Standpunkte 2007
Gedanken zum Jahreswechsel
Standpunkt vom 21. Dezember 2007
Was für ein Jahr liegt hinter uns! Vor zwölf Monaten sprachen wir an dieser Stelle noch von einem Wechselbad der Gefühle. Heute schauen wir auf eine fast rundum positive Zeit zurück. Dies in vielerlei Hinsicht.
Auf der einen Seite ist es uns mit vereinten Kräften und geschlossenem Auftreten gelungen, das vom Bundesrat vorgelegte Reformpaket der AP 2011 in der Beratung im Parlament in wesentlichen Punkten zu verbessern. Unterdessen ist auch das erste Verordnungspaket unter Fach und Dach. Die ersten Änderungen treten bereits auf das neue Jahr in Kraft. Obwohl die AP 2011 nach wie vor eine Reform ist und entscheidende Veränderungen mit sich bringt: Wir sind überzeugt, dass die Schweizer Landwirtschaft sie in dieser Form meistern kann. Besonders freut uns, dass mit der Zulassung der Parallelimporte im Landwirtschaftsgesetz auch ein Zeichen für den Willen zur Kostensenkung gesetzt wurde. Es geht nicht an, dass der Bundesrat strammen Schritts auf ein Agrarfreihandelsabkommen mit der EU zumarschiert, aber wenig unternimmt, um die hohen Produktionskosten zu senken.
In den nächsten Wochen dürfte der Entscheid fallen, ob die Gespräche für ein solches Abkommen aufgenommen werden. Unsere Berechnungen zeigen, dass sich das landwirtschaftliche Einkommen damit praktisch halbieren würde. Auch die im nächsten Jahr wohl etwas höheren Erlöse der Landwirtschaft dank den gestiegenen Rohstoffpreisen ändern daran nichts. Sehen wir den Tatsachen ins Auge: Jeder, der in der letzten Zeit im nahen Ausland war, wird festgestellt haben, dass die vermeintlich hohen Lebensmittelpreise der Schweiz der Vergangenheit angehören. Unsicher ist auch, dass die Weltmarktpreise sich auf diesem hohen Niveau halten. Im Moment fehlt zudem der Druck von Seiten der WTO. Nachdem sich die verschiedenen Interessengruppen nicht wie geplant bis Ende 2007gefunden haben, wird sich hier in der nächsten Zeit nicht viel bewegen.
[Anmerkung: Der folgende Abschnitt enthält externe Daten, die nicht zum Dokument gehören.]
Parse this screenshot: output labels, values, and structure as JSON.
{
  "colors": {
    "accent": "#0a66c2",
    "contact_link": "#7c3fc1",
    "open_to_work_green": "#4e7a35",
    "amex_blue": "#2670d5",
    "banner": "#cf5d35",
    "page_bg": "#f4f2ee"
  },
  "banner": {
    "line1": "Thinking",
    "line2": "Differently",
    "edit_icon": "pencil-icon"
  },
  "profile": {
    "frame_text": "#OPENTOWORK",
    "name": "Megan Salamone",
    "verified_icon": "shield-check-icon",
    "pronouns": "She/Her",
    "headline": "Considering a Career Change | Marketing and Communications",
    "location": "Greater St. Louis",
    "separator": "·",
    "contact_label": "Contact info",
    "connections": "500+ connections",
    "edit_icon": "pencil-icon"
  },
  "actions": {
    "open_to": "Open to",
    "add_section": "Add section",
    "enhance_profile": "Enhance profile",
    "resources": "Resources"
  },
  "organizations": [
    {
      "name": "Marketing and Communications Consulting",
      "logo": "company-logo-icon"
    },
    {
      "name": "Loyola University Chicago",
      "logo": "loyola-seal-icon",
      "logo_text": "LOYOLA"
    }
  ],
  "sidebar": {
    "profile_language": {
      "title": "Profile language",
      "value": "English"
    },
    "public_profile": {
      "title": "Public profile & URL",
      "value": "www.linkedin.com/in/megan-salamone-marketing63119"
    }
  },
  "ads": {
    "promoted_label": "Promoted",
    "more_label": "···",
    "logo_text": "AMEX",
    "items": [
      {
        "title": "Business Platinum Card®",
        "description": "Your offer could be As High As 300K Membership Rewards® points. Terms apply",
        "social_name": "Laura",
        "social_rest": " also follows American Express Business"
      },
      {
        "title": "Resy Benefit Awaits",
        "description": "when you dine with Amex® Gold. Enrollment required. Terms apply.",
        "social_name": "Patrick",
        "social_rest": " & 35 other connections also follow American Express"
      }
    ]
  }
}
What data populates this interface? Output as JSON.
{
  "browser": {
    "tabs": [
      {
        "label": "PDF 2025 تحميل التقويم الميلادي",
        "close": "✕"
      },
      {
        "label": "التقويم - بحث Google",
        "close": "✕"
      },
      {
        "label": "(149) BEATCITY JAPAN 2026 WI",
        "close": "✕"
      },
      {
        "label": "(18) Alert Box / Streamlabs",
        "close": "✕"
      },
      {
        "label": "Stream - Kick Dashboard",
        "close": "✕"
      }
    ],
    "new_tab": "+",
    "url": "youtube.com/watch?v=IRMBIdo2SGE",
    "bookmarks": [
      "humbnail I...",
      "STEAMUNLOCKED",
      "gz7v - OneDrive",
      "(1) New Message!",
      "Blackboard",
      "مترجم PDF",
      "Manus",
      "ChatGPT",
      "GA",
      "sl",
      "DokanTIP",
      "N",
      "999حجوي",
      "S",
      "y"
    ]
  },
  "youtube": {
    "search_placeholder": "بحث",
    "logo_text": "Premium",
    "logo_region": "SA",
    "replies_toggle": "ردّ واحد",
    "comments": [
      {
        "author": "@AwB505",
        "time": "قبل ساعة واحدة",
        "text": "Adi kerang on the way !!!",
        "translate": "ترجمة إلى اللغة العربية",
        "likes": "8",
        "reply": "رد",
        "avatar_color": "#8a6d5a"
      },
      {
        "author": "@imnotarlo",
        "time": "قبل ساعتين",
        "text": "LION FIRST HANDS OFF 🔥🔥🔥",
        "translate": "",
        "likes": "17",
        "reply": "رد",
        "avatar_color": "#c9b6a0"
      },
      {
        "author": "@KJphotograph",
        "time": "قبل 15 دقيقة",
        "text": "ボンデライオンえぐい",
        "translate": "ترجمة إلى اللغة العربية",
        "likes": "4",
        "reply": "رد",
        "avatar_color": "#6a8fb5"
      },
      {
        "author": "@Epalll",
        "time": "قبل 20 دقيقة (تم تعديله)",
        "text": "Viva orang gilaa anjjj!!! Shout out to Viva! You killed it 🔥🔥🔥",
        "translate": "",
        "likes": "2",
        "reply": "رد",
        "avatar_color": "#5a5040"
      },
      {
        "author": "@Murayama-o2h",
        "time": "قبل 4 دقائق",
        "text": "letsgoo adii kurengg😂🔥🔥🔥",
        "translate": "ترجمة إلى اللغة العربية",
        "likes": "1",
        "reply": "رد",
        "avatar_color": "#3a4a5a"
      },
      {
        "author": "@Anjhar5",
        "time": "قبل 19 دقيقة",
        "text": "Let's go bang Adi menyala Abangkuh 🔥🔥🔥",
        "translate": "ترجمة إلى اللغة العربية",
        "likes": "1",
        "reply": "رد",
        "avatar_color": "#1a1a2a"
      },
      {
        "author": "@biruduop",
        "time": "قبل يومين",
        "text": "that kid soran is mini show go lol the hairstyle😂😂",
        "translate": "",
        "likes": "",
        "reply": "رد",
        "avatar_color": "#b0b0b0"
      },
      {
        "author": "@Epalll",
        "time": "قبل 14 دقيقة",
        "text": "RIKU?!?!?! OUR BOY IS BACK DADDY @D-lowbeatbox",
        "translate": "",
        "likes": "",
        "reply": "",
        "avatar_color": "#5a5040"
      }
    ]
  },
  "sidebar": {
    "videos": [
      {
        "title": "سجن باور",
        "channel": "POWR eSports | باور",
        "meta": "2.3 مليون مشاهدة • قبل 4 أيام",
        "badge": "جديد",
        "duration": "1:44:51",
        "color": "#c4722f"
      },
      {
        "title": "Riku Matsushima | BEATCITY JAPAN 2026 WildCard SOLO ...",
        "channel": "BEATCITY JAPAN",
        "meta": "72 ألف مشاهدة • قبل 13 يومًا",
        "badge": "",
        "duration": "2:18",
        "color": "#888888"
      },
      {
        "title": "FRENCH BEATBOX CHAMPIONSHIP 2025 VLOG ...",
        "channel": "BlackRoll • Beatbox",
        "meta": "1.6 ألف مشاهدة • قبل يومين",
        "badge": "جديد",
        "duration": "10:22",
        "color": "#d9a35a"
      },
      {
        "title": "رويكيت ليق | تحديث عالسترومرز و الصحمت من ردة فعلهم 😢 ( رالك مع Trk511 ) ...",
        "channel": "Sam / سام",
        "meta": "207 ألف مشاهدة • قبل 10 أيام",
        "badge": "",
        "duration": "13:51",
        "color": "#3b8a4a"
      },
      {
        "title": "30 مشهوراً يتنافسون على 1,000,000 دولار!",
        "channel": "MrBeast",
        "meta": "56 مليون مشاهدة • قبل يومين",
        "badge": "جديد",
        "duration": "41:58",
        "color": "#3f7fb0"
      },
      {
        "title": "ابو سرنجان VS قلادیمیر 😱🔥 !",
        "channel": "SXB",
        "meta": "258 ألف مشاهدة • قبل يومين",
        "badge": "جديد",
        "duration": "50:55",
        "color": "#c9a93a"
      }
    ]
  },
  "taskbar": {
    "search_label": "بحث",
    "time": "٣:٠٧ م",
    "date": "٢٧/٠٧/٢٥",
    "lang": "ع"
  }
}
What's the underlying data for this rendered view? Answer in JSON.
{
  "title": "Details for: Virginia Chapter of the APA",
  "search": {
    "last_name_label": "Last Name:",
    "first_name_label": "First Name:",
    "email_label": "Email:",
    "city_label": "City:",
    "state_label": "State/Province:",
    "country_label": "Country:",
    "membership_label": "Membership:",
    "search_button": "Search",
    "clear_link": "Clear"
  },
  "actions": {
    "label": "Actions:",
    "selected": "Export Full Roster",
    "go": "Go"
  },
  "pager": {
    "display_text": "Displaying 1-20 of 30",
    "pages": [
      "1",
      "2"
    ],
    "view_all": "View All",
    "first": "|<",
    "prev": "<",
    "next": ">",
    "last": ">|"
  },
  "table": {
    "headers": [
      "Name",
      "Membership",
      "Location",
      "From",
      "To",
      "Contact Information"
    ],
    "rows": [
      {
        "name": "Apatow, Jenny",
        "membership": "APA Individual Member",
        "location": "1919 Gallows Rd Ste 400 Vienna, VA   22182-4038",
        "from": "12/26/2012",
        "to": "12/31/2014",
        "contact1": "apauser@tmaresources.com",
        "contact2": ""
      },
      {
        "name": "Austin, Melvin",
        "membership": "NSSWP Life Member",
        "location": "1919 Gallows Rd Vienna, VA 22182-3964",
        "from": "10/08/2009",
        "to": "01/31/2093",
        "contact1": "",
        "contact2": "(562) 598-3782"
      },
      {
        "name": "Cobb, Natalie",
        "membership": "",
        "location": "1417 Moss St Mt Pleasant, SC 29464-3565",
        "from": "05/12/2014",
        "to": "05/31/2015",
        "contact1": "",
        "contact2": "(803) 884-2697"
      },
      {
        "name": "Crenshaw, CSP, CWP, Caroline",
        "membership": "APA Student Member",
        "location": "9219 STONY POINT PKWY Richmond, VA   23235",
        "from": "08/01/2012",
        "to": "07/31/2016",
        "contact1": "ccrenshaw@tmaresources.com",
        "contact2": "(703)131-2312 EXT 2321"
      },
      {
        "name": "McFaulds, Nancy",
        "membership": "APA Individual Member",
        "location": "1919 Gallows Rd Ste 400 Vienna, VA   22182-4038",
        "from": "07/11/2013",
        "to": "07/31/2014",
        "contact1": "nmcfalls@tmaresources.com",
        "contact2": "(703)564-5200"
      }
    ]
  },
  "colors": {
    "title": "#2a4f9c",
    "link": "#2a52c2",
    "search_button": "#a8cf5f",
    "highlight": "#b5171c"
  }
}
Die Situation der Landwirtschaft hat sich im letzten Jahr weltweit verändert. Verschiedene Faktoren wie die wachsende Bevölkerung, der verstärkte Konsum von tierischen Produkten in Schwellenländern, die Konkurrenz der Biotreibstoffe sowie klimatisch bedingte Produktionseinbussen haben dazu geführt, dass die Nachfrage das Angebot überstieg. In der Folge zogen die Preise für landwirtschaftliche Rohstoffe auf dem Weltmarkt an. Diese Entwicklung setzte dem ewigen Druck nach günstigeren Lebensmitteln ein Ende. Die letzten Jahre haben uns verwöhnt. Mit der neuesten Entwicklung wurde aber auch den Menschen in den Industrieländern wieder bewusst, dass genügend und gesundes Essen keine Selbstverständlichkeit ist!
Der Bauernstand gewinnt damit wieder an Bedeutung und es eröffnen sich neue Perspektiven, auf der ganzen Welt, aber auch in der Schweiz. In den letzten Jahren hat die nationale Agrarpolitik die Extensivierung der Landwirtschaft gefördert. In der Überflussgesellschaft wurde die Produktion immer mehr in den Hintergrund gedrängt. Es ist nicht so, dass der reichen Schweiz eine Hungersnot bevorsteht. Wir werden es uns vor allen anderen auf dieser Welt leisten können, unsere Lebensmittel irgendwoher kommen zu lassen. Wir geben aber damit die Eigenversorgung und die freie Entscheidung über den Inhalt unserer Teller aus der Hand. Es macht keinen Sinn, uns von der Versorgung aus dem Ausland noch abhängiger zu machen!
Frohen Mutes, dass unsere Gedanken bis in die Ämter und Regierungen gehört und geteilt werden, wünschen wir allen einen guten Rutsch und im neuen Jahr viel Freude, Erfolg, Glück und Gesundheit!